[Python-3000] Iterators for dict keys, values, and items == annoying :)

Thu Mar 23 23:58:02 CET 2006

On 3/23/06, Ian Bicking <ianb at colorstudy.com> wrote:
> Guido van Rossum wrote:
> > On 3/23/06, Ian Bicking <ianb at colorstudy.com> wrote:
> >
> >>This has been my personal experience with the iterators in SQLObject as
> >>well.  The fact that an empty iterator is true tends to cause particular
> >>problems in that case, though I notice iterkeys() acts properly in this
> >>case; maybe part of the issue is that I'm actually using iterables
> >>instead of iterators, where I can't actually test the truthfulness.
> >
> > This sounds like some kind of fundamental confusion -- you should
> > never be tempted to test an iterator for its truth value.
>
> I'm testing if it is empty or not, which seems natural enough.  Or would
> be, if it worked.

Testing whether an iterator is empty or not is an oxymoron; the only
legit way is to call next() and see whether it raises StopIteration.
This is the fundamental confusion I am talking about. It is NOT
"natural enough". It reveals a fundamental misunderstanding of the
design of the iterator protocol.

(There's also a design bug in 2.4 which perpetuates the confusion,
unfortunately; see below.)

> So I start out doing:
>
>    for item in select_results: ...
>
> Then I realize that the zero-item case is special (which is common), and do:
>
>    select_results = list(select_results)
>    if select_results:
>        ...
>    else:
>        for item in select_results:...

You should write that like this:

  empty = True
  for item in select_results:
    empty = False
    ...
  if empty:
    ...

> That's not a very comfortable code transformation.  When I was just
> first learning Python I thought this would work:
>
>    for item in select_results:
>        ...
>    else:
>        ... stuff when there are no items ...
>
> But it doesn't work like that.

Another fundamental confusion (about the for loop's else clause). It
can't mean two different things. It means "if I didn't break out of
the loop with a break statement".

> .iterkeys() does return an iterator with a useful __len__ method, so the
> principle that iterators shouldn't be tested for truth doesn't seem right.

Which iterkeys()? This is dependent on the object and on the Python
version; Python 2.4 accidentally implemented __len__ on certain
built-in iterators, which may explain why you are seeing this.
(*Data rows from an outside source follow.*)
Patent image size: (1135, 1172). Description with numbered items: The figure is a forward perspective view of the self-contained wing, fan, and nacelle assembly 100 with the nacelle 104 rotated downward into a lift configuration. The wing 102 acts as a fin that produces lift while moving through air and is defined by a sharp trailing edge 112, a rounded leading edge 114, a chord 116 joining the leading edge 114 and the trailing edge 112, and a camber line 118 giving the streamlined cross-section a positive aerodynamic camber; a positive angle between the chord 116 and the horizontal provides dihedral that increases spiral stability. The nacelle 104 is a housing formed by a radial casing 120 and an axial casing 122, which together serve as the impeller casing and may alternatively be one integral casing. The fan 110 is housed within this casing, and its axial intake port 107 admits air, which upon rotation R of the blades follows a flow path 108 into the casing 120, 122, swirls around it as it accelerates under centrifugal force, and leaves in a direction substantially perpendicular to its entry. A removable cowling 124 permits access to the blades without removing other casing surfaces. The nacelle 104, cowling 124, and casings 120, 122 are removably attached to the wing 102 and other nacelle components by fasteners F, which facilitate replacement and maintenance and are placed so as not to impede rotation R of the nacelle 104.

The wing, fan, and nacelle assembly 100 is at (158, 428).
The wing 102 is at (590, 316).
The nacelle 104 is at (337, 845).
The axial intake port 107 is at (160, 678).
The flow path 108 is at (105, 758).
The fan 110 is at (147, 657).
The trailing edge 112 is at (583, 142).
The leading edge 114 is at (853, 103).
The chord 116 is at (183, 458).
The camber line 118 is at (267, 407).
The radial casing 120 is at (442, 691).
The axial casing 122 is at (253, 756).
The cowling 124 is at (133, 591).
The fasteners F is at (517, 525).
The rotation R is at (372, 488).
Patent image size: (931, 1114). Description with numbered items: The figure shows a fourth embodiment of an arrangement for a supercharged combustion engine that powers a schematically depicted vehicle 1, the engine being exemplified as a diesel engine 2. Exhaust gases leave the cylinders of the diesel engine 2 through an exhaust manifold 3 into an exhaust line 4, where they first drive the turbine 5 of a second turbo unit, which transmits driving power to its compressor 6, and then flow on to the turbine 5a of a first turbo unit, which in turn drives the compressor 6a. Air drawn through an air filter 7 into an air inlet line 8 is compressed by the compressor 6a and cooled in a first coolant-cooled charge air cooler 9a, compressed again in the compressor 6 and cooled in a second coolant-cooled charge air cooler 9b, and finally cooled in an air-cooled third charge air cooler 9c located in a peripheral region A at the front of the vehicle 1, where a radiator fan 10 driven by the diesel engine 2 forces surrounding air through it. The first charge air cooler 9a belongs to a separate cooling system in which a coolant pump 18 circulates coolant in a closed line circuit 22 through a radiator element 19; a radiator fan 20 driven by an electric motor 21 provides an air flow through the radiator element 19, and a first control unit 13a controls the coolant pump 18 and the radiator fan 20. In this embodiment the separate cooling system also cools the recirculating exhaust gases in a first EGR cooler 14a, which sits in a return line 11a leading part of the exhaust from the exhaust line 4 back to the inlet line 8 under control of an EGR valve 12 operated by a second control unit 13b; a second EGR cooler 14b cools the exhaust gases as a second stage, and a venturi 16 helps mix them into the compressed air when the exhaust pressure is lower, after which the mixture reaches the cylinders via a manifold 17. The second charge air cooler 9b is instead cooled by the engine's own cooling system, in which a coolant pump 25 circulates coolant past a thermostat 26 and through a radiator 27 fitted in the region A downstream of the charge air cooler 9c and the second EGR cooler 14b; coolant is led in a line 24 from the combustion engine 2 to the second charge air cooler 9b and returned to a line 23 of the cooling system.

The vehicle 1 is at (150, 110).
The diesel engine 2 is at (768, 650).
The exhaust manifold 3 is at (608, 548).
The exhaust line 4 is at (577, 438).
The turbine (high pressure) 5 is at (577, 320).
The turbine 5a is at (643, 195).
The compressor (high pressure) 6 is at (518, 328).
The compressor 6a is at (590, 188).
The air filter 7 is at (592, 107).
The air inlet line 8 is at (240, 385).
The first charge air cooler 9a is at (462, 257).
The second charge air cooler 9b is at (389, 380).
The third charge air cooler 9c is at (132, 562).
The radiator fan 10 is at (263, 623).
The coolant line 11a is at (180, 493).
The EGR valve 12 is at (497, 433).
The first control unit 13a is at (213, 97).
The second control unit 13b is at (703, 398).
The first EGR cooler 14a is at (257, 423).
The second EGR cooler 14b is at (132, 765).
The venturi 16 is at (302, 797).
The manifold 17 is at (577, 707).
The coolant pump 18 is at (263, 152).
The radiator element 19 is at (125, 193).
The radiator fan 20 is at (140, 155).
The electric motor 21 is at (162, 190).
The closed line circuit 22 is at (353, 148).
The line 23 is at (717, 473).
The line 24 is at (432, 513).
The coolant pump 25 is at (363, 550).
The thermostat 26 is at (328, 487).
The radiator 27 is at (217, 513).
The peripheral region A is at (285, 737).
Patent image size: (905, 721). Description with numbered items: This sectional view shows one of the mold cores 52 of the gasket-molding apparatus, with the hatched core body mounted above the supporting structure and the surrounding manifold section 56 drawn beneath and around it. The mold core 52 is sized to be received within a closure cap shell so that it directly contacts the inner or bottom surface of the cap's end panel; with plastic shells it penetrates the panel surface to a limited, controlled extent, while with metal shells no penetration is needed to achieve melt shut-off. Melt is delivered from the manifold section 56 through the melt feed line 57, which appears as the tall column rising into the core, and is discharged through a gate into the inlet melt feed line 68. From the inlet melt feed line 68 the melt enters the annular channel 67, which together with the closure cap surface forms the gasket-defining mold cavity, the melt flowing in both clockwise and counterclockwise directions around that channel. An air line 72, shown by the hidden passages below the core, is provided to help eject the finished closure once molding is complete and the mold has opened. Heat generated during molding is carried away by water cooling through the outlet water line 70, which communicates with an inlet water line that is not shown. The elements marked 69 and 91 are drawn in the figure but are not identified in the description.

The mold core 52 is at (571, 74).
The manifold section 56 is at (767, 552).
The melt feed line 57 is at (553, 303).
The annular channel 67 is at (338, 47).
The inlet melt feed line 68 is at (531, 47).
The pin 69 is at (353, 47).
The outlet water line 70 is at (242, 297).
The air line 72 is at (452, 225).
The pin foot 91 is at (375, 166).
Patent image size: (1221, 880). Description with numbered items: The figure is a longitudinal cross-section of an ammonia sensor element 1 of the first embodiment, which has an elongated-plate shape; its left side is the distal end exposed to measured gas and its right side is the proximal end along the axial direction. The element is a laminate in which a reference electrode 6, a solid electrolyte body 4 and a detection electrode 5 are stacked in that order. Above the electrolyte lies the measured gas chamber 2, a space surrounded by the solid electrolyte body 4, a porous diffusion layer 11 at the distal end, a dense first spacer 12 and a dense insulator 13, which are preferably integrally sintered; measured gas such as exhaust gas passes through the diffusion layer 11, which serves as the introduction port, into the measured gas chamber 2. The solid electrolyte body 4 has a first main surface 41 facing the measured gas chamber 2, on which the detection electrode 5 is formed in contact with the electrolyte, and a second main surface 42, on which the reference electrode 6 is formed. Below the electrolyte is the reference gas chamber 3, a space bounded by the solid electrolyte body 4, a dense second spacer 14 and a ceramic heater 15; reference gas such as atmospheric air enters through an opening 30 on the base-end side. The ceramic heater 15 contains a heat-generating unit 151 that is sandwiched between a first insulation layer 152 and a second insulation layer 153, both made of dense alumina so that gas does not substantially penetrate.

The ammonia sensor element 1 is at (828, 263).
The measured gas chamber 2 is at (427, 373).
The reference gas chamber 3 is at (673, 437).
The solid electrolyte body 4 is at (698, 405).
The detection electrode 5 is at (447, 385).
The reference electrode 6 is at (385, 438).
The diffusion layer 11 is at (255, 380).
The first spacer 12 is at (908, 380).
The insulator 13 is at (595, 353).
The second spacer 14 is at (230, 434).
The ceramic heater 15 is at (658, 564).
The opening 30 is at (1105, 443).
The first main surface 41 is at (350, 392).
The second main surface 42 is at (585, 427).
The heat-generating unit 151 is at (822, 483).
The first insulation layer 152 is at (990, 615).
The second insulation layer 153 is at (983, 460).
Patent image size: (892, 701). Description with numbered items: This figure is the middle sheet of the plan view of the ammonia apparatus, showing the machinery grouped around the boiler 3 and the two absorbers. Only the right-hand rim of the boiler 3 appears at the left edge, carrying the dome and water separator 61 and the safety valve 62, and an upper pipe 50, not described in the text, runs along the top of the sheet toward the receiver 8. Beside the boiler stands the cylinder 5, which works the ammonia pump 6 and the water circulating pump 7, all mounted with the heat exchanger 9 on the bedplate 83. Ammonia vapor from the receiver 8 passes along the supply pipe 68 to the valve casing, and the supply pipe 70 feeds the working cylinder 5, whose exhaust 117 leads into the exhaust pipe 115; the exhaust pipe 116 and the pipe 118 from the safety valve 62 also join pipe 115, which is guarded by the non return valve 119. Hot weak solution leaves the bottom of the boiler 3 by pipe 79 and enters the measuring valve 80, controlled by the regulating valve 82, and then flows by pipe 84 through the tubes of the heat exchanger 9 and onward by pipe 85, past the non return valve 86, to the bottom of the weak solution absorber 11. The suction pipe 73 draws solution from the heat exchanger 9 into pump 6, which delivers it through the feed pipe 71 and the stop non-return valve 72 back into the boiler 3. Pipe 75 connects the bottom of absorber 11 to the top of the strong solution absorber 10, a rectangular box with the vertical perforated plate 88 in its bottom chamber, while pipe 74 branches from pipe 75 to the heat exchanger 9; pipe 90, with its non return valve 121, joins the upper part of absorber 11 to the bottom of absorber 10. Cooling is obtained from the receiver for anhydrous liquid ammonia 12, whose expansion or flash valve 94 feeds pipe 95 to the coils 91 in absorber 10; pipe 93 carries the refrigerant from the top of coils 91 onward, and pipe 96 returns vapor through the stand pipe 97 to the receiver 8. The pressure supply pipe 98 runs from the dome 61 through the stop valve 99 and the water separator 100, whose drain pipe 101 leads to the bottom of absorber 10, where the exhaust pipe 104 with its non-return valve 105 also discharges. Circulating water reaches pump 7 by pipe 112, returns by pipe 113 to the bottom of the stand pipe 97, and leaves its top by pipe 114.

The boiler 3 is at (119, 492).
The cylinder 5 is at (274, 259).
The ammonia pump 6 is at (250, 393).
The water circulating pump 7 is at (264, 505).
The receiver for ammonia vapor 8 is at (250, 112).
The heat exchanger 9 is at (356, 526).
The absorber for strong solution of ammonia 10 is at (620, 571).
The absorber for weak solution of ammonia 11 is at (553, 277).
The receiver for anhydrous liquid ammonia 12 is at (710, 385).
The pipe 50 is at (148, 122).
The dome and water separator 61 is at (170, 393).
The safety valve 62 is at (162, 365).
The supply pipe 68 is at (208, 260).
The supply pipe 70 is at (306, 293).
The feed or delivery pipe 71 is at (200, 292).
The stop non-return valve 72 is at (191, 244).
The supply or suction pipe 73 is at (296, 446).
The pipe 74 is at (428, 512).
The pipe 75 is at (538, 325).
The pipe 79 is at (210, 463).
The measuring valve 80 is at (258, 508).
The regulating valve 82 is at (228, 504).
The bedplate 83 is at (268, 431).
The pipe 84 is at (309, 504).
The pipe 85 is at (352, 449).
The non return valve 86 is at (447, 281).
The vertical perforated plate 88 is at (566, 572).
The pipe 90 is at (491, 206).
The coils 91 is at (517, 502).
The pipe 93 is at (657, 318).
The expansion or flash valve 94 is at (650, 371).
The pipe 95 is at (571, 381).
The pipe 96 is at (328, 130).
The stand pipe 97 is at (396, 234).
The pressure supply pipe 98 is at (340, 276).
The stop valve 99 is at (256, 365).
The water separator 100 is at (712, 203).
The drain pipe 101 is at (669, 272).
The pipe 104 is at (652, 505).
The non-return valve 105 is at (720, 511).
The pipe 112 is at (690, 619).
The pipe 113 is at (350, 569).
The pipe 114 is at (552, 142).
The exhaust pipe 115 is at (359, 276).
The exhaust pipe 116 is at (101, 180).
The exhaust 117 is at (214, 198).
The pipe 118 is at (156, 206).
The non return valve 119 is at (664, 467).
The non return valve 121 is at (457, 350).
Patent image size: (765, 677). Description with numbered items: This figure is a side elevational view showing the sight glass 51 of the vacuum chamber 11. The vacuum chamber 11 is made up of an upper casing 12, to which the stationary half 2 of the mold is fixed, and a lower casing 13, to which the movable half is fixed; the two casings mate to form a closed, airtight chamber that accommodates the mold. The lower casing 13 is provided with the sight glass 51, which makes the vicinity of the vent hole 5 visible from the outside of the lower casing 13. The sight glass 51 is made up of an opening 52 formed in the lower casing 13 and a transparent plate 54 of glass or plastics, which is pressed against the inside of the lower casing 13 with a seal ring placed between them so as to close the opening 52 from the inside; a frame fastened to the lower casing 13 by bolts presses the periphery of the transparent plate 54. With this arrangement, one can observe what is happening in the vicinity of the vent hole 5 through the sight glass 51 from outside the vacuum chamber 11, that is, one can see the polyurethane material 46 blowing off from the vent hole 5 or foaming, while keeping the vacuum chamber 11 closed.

It
doesn't work pre-2.4 not post-2.5, at least not for dict.iterkeys().

> (Very small mostly unrelated problem that occurs to me just at this
> moment -- I can't override __len__ with any implementation that isn't
> really cheap, because lots of code calls __len__ under the covers, like
> list() -- originally SQLObject used len(query) to do a COUNT(*) query,
> but that didn't work)

Except in 2.4, you can avoid most implicit __len__ calls by
implementing __nonzero__ separately; bool(x) tries __nonzero__ before
__len__. Unfortunately, the iterator accelerator in 2.4 is called
__len__ so various code tries to call __len__ when converting an
iterator to a list/tuple. 2.3 didn't; 2.5 won't.

--
--Guido van Rossum (home page: http://www.python.org/~guido/)